Christy studied Sinjun from beneath long, feathery lashes. She saw a tall man, large but lean, loose-limbed and sleekly muscled. A superbly put together figure. He had always been handsome, even as a lad, but maturity had given him a certain edge other men lacked. Oh, aye, maturity agreed with him. His shoulders had broadened and his chest had deepened. His exquisitely tailored jacket fit him like a glove, and his tight breeches left little to the imagination.
She searched his face and decided that no one had a right to be as devastatingly handsome as Lord Sin. He wore his shiny black hair long and unpowdered, tied back with a thong. Even though she hadn’t seen him in fifteen years, she’d know him anywhere by those dark, mesmerizing eyes. They weren’t black, nor were they brown. More like deep midnight blue. His full, sensuous lips and languorous smile gave mute testimony to his hedonistic nature.
She couldn’t blame him, however, for not recognizing her. In fact, she had counted on it. The last time he’d seen her she had been a seven-year-old hoyden who played at wooden swords with her cousins, rolled in the mud, and had garish red hair that had miraculously darkened into the rich copper hue it was now.
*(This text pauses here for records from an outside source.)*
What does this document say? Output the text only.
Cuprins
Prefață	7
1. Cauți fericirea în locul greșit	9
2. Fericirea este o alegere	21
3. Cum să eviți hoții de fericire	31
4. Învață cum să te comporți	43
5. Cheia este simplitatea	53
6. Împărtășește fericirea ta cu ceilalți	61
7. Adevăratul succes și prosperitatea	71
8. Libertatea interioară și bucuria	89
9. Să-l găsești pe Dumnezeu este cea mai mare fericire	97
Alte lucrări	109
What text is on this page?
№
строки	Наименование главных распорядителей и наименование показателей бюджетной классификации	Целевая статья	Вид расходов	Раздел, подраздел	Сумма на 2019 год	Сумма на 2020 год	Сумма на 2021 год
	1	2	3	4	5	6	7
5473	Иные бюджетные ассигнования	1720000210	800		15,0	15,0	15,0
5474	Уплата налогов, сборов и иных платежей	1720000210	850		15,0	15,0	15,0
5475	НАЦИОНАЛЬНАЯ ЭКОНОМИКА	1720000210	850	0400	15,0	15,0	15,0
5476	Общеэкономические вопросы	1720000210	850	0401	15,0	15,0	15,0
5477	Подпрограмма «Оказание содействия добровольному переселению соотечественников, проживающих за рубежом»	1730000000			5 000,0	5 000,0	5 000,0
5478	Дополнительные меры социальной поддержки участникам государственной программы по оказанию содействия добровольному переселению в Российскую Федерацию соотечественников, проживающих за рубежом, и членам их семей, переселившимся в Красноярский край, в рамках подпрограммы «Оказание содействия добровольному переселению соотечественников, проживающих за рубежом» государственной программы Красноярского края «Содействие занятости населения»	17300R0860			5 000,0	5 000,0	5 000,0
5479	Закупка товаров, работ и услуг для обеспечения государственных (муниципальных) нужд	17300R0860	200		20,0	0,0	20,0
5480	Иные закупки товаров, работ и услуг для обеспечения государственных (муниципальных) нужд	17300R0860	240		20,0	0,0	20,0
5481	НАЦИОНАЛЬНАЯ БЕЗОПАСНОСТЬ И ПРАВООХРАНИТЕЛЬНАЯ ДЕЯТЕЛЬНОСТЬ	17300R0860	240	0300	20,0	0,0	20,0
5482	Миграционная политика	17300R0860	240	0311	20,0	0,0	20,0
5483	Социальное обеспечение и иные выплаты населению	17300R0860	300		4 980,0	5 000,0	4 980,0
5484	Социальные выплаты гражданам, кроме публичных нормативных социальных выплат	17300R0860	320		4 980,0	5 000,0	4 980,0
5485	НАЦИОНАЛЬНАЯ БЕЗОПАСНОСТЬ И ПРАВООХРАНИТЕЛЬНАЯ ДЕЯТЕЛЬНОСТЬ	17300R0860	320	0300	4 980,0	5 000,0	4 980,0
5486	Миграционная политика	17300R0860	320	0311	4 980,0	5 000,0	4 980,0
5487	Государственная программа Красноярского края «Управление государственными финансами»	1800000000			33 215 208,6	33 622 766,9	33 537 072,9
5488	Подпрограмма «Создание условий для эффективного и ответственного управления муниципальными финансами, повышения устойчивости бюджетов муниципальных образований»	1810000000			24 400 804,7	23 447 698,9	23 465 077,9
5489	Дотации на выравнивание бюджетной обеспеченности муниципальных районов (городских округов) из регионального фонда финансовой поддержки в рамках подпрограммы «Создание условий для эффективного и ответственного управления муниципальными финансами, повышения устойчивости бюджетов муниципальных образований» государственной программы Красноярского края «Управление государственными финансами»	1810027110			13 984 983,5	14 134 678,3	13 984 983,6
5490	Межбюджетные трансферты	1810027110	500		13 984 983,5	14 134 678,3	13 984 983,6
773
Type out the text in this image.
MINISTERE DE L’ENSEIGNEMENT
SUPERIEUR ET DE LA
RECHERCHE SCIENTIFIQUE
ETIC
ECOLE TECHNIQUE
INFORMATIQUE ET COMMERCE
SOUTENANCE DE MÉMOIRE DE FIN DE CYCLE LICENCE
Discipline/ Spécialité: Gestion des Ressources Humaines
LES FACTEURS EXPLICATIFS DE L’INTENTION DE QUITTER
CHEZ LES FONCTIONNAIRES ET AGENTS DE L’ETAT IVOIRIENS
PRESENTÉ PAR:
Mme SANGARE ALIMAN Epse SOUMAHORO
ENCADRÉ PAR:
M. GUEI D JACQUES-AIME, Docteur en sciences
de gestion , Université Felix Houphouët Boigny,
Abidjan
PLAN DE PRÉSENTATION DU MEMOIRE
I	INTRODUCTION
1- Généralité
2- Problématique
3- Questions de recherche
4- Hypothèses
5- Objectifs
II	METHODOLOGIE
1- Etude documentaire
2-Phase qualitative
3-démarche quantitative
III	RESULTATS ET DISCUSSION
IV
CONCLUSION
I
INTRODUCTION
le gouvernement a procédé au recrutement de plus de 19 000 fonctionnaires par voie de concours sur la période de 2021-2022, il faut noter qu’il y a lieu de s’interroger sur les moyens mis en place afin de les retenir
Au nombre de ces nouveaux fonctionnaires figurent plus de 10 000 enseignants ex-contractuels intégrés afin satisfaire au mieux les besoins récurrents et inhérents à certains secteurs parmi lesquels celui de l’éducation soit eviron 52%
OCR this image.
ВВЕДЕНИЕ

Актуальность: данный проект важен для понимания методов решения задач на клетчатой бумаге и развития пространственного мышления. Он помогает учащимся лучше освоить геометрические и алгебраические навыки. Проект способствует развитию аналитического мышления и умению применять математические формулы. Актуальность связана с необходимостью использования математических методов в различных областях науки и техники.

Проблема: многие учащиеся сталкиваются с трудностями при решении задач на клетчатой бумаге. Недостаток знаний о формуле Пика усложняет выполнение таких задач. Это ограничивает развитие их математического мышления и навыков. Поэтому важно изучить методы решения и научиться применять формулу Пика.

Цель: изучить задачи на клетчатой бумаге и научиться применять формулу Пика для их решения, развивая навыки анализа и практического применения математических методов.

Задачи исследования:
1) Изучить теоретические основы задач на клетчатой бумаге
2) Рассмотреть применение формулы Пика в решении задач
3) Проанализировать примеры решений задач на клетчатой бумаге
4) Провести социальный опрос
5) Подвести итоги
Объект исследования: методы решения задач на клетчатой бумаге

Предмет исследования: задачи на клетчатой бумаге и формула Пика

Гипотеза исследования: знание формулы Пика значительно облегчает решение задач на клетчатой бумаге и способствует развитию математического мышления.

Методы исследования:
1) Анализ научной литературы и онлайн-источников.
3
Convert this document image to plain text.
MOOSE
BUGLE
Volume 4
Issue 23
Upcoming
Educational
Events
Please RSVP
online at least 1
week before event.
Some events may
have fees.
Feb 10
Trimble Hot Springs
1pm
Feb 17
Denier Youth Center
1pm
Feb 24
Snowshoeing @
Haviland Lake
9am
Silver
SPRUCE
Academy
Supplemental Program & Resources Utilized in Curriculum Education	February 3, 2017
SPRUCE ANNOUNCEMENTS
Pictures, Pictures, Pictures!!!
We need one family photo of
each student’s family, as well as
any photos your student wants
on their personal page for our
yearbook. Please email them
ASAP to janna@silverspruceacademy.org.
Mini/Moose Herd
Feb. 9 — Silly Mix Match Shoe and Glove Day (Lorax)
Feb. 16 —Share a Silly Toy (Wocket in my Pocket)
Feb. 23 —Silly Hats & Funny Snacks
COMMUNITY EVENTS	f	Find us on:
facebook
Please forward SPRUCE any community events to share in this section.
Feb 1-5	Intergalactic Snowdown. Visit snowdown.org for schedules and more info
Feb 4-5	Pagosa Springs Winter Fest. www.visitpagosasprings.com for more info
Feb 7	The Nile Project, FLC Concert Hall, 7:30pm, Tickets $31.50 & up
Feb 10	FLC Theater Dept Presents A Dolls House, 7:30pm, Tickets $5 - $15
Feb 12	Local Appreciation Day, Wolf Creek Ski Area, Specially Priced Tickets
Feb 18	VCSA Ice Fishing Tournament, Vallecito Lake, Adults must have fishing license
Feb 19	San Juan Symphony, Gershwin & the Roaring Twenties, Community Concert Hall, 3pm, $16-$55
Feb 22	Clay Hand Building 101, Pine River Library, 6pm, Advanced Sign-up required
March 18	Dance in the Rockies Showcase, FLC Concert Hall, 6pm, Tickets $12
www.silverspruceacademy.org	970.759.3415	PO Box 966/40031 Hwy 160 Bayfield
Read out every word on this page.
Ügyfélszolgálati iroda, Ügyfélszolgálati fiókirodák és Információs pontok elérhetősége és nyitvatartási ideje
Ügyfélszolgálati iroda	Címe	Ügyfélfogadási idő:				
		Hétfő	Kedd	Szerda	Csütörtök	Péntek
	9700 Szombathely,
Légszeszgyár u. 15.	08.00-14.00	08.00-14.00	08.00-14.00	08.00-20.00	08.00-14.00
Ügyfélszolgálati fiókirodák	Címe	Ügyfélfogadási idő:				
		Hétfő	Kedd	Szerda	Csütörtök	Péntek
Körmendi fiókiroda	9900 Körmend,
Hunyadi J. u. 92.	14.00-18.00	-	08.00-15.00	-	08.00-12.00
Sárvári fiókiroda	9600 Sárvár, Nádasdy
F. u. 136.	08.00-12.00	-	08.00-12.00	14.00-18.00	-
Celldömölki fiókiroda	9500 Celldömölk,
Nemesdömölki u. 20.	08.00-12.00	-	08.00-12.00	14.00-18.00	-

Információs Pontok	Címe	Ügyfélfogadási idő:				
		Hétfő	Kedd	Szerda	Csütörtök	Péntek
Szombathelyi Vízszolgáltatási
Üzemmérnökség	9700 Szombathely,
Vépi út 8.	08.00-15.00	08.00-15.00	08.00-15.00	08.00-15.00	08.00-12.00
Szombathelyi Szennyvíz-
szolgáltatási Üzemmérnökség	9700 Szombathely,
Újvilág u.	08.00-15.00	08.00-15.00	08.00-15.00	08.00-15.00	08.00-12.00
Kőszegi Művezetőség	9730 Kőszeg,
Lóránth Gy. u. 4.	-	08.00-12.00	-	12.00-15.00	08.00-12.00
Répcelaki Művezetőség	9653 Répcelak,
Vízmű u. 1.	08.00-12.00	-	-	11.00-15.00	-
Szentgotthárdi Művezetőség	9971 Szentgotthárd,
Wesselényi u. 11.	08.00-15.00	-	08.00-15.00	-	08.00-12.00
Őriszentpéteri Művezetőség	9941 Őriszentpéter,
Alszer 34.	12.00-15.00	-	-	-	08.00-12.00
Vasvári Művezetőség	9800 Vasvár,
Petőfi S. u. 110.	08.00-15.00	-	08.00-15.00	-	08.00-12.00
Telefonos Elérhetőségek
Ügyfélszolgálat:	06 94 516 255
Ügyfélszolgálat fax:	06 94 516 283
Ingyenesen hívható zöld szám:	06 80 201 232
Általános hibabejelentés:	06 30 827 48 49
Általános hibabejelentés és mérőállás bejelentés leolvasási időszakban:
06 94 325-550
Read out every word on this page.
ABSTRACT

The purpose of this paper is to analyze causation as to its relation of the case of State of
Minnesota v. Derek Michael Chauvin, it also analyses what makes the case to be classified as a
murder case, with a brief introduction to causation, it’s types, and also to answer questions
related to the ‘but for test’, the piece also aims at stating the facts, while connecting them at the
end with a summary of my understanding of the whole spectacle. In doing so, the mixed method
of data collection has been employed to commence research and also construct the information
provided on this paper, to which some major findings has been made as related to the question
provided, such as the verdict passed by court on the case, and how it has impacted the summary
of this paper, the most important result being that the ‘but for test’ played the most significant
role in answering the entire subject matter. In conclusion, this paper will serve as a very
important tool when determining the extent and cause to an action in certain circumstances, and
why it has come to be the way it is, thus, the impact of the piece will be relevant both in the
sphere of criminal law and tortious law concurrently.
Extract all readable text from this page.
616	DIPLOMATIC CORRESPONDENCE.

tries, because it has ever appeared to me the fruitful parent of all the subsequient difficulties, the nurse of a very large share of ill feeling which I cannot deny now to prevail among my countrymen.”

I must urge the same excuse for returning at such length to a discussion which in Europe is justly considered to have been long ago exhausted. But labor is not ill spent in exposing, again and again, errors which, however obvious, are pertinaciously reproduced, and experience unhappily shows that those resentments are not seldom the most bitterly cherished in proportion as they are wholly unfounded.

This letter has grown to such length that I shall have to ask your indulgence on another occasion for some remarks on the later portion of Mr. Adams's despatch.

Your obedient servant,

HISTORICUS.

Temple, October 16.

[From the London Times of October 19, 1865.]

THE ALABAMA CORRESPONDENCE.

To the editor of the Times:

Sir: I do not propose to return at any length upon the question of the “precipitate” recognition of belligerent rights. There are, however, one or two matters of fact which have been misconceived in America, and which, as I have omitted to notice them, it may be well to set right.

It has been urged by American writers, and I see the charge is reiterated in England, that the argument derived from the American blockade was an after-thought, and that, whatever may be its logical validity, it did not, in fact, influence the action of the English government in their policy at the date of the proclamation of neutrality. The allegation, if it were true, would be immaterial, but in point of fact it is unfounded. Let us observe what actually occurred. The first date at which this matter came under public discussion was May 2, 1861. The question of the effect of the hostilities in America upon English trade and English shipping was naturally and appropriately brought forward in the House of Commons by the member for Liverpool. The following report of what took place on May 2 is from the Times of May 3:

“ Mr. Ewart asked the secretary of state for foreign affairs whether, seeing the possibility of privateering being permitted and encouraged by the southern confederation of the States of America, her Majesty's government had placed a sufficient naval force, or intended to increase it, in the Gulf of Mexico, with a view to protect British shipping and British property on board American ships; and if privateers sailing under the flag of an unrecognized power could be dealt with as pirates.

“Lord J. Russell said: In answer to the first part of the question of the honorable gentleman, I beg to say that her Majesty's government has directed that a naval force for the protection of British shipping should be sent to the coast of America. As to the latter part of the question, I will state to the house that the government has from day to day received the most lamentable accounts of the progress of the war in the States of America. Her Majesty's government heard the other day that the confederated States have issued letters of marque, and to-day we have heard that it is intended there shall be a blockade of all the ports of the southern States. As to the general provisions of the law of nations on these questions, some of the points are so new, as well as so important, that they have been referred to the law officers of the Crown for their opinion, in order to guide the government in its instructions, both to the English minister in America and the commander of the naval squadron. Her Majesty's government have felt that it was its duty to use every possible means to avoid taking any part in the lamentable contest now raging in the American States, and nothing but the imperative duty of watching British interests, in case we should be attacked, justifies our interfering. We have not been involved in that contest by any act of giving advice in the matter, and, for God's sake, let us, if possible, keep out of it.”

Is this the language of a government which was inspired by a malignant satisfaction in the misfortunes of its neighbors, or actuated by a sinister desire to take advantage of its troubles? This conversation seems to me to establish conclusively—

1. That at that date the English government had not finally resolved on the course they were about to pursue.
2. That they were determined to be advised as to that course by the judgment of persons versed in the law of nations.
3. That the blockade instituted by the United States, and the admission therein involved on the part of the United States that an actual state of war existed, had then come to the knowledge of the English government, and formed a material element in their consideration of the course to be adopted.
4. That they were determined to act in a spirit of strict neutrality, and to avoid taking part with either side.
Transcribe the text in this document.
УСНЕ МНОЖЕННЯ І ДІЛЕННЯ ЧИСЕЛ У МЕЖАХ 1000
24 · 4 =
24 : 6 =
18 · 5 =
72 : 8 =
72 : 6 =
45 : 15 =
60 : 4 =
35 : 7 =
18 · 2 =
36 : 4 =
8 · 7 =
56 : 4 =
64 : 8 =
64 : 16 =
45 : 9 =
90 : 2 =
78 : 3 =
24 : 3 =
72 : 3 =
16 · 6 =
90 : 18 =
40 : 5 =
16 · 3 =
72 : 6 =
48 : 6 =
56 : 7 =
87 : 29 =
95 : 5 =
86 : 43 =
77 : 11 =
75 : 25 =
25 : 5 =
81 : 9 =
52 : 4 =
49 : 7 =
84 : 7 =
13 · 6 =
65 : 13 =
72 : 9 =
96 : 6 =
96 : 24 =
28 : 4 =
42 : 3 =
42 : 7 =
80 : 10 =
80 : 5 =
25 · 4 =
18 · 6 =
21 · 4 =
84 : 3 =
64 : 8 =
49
Sinjun’s wicked reputation and womanizing ways were legendary. Rumors of his romantic intrigues and excesses had reached her even at remote Glenmoor. Society called him a notorious rake, a connoisseur of beautiful women who savored his conquests to the fullest. She’d heard he liked women, enjoyed the chase and capture, but stayed with none of them long enough to form a lasting relationship.
“You have beautiful green eyes,” Sinjun said when the dance brought them together again.
Christy blinked up at him, forcing herself to concentrate on her reason for coming to London. She had a mission, and if she hoped to succeed she had to focus on making Sinjun believe her lies. Failure was unthinkable.
“Thank you,” she said, smiling demurely.
The dance ended. Moments later Christy was surrounded by eager young men vying for her attention. Sinjun bowed and left her to her admirers, but his gaze remained riveted on her as she danced the evening away with a variety of eager partners. It wasn’t conceit that told Sinjun she wasn’t unaffected by him, for her overt glances gave mute testimony that she was as interested in him as he was in her.
Rudy found him leaning against a pillar, a slight ‘frown pulling at the corners of his mouth.
“I saw you dancing with the mysterious Lady Randall,” Rudy said. “Is she to be your next conquest?”
‘Tonight, if I have anything to say about it,” Sinjun said, sending him a determined grin. “I don’t know when I’ve been so taken with a woman, Rudy.”